「貧困と無縁」な母子家庭ゆえの苦悩もある

「キャリア系シングル母」3人の壮絶なる闘い

独身のお姉さんの存在も大きな助けになりました。お姉さんは「(娘を)一緒に育てよう」と、サポートを申し出てくれたのです。

そこで、新宿区内に中古マンションを購入し、姉、娘との3人暮らしをスタートさせました。「いきなり子育てが人生に組み込まれた姉は、最初こそ戸惑うこともあったと思いますが、今はすっかり板に付いています」(同)。

「娘と一緒に過ごすため」、転職を決意

香奈さんの働き方にも変化がありました。離婚後、転勤を言い渡された香奈さんですが、転勤先ではさらに娘と一緒にいられる時間が減りそうだと感じ、思い切って退職。そして、日曜日が定休の別の美容室に再就職することにしました。

今、香奈さんがつくづく感じるのは、手に職があってよかったということです。「もし私がもともと専業主婦だったら、今のような暮らしはできていません。こうして働くという考えにすら及ばなかったと思います」。そうしみじみと語っていました。

次の百合さんのケースは、私たちが長年抱えてきたシングルマザーへのイメージを大きく覆す1例です。

■百合さん(仮名・45歳)の場合
・子ども:17歳の息子と16歳の娘
・最終学歴:四年制大学卒
・職業:人材サービス会社の管理職
・年収:800万円台

 

人材会社の管理職を務める百合さんが、5年前に離婚したきっかけは、夫との価値観の不一致。大好きな仕事を続けたい百合さんと、家のことをしてほしい夫の間ですれ違いが続いたのです。

離婚成立後、百合さんが最も辛いと感じたのは、配偶者と別れたことそれ自体よりも、シングルマザーになった自分に対する世間の凝り固まった見方だったそうです。

「離婚したら子どもは不幸」って本当?

「周りから『大変ね』といわれたことに一番違和感がありました。

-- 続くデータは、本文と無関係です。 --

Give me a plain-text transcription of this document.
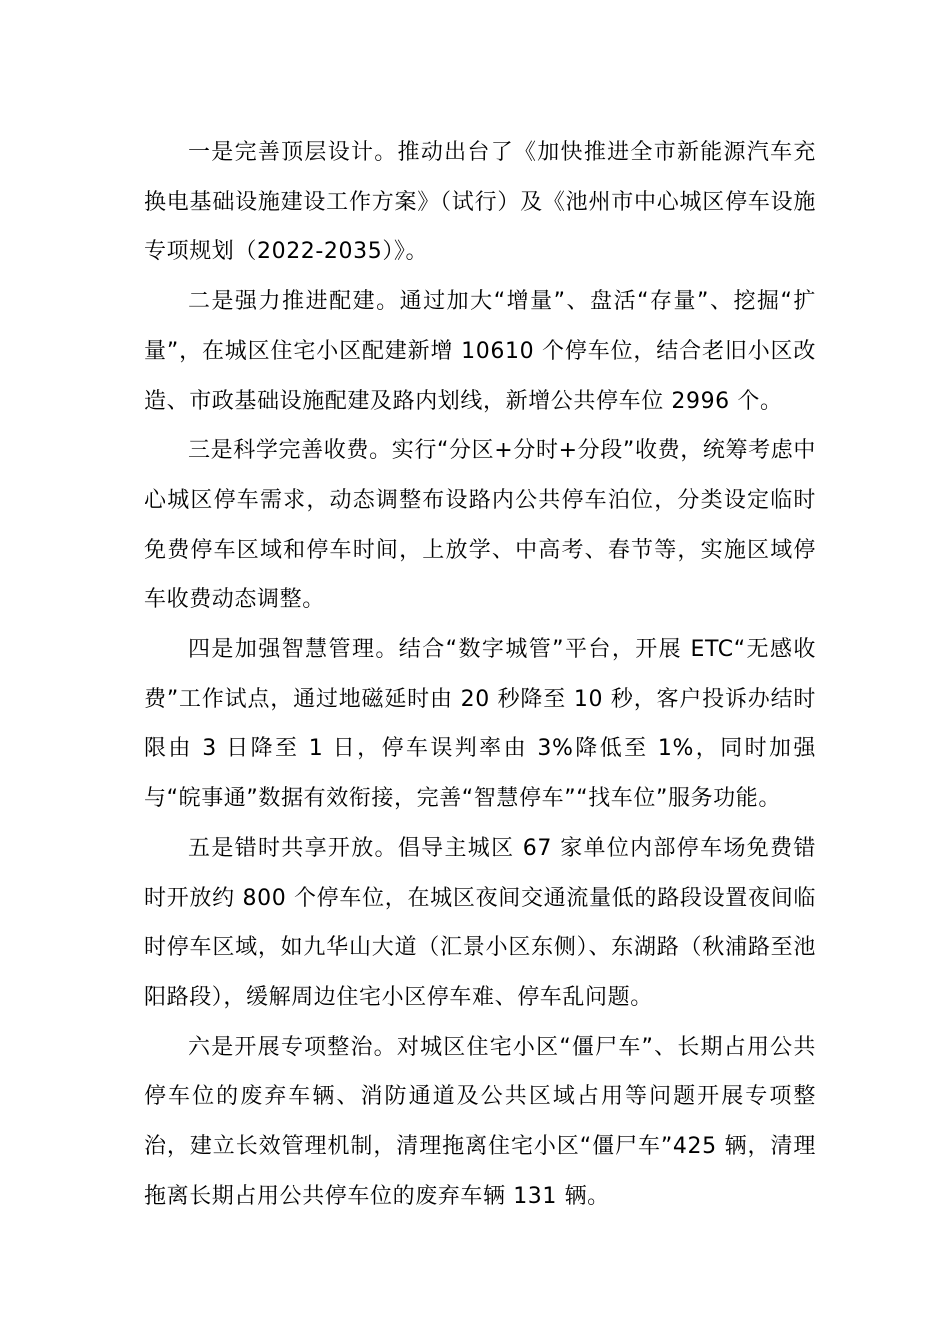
一是完善顶层设计。推动出台了《加快推进全市新能源汽车充换电基础设施建设工作方案》（试行）及《池州市中心城区停车设施专项规划（2022-2035）》。

二是强力推进配建。通过加大“增量”、盘活“存量”、挖掘“扩量”，在城区住宅小区配建新增 10610 个停车位，结合老旧小区改造、市政基础设施配建及路内划线，新增公共停车位 2996 个。

三是科学完善收费。实行“分区+分时+分段”收费，统筹考虑中心城区停车需求，动态调整布设路内公共停车泊位，分类设定临时免费停车区域和停车时间，上放学、中高考、春节等，实施区域停车收费动态调整。

四是加强智慧管理。结合“数字城管”平台，开展 ETC“无感收费”工作试点，通过地磁延时由 20 秒降至 10 秒，客户投诉办结时限由 3 日降至 1 日，停车误判率由 3%降低至 1%，同时加强与“皖事通”数据有效衔接，完善“智慧停车”“找车位”服务功能。

五是错时共享开放。倡导主城区 67 家单位内部停车场免费错时开放约 800 个停车位，在城区夜间交通流量低的路段设置夜间临时停车区域，如九华山大道（汇景小区东侧）、东湖路（秋浦路至池阳路段），缓解周边住宅小区停车难、停车乱问题。

六是开展专项整治。对城区住宅小区“僵尸车”、长期占用公共停车位的废弃车辆、消防通道及公共区域占用等问题开展专项整治，建立长效管理机制，清理拖离住宅小区“僵尸车”425 辆，清理拖离长期占用公共停车位的废弃车辆 131 辆。
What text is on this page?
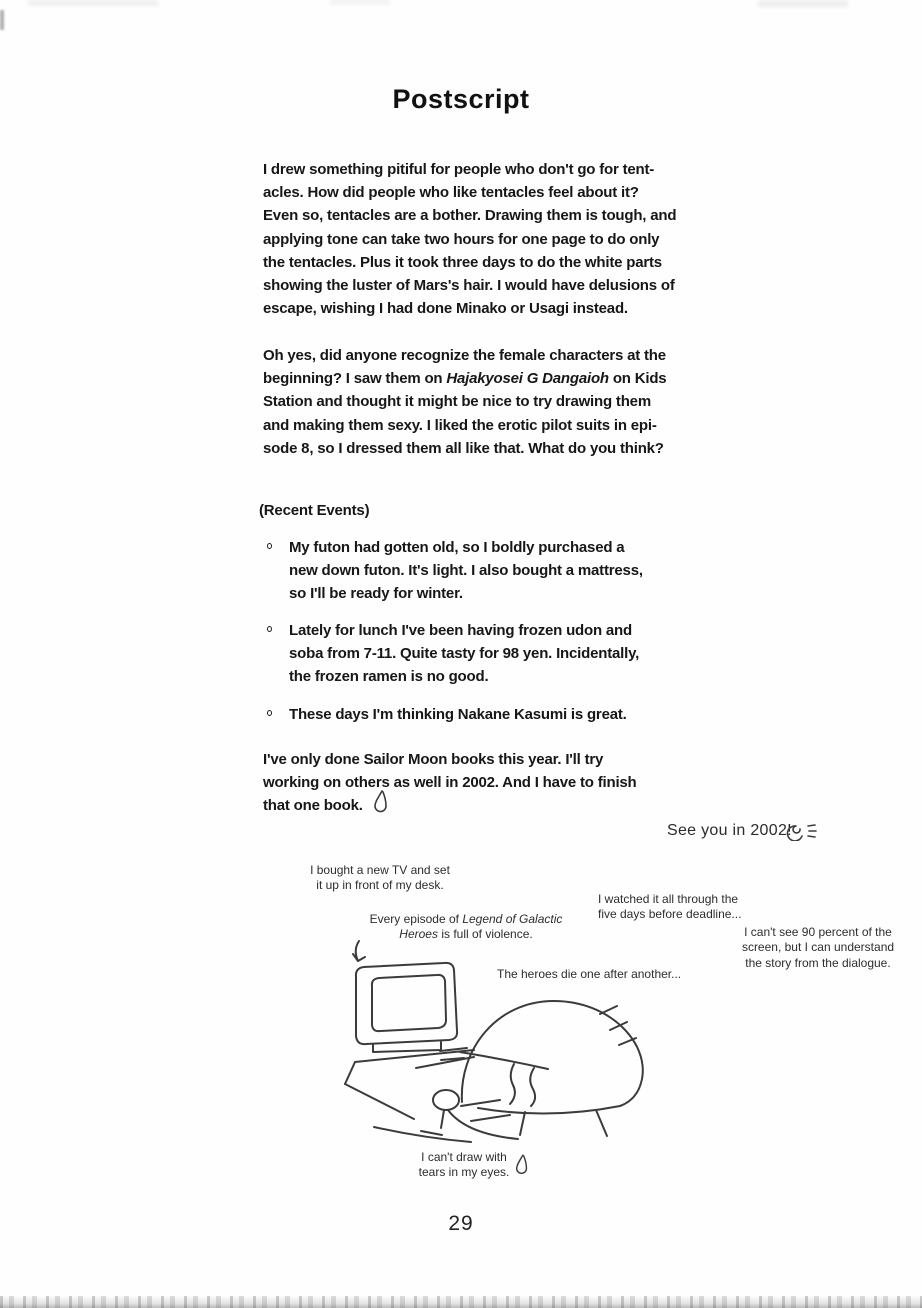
Postscript
I drew something pitiful for people who don't go for tent-
acles. How did people who like tentacles feel about it?
Even so, tentacles are a bother. Drawing them is tough, and
applying tone can take two hours for one page to do only
the tentacles. Plus it took three days to do the white parts
showing the luster of Mars's hair. I would have delusions of
escape, wishing I had done Minako or Usagi instead.
Oh yes, did anyone recognize the female characters at the
beginning? I saw them on Hajakyosei G Dangaioh on Kids
Station and thought it might be nice to try drawing them
and making them sexy. I liked the erotic pilot suits in epi-
sode 8, so I dressed them all like that. What do you think?
(Recent Events)
My futon had gotten old, so I boldly purchased a
new down futon. It's light. I also bought a mattress,
so I'll be ready for winter.
Lately for lunch I've been having frozen udon and
soba from 7-11. Quite tasty for 98 yen. Incidentally,
the frozen ramen is no good.
These days I'm thinking Nakane Kasumi is great.
I've only done Sailor Moon books this year. I'll try
working on others as well in 2002. And I have to finish
that one book.
See you in 2002!
I bought a new TV and set
it up in front of my desk.
I watched it all through the
five days before deadline...
Every episode of Legend of Galactic
Heroes is full of violence.	I can't see 90 percent of the
screen, but I can understand
the story from the dialogue.
The heroes die one after another...
I can't draw with
tears in my eyes.
29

家族のあり方は人それぞれです。仮面夫婦でいるよりも、別れた方が幸せな家庭もあるはず。子どものために離婚しないという家庭もあるでしょうが、『離婚すれば子どもは不幸になる』という考え方に、私は賛同できません」(百合さん)

「母子家庭はこういうもの」という思い込みが、知らず知らずのうちに、シングルマザーを傷つけていることもあるのです。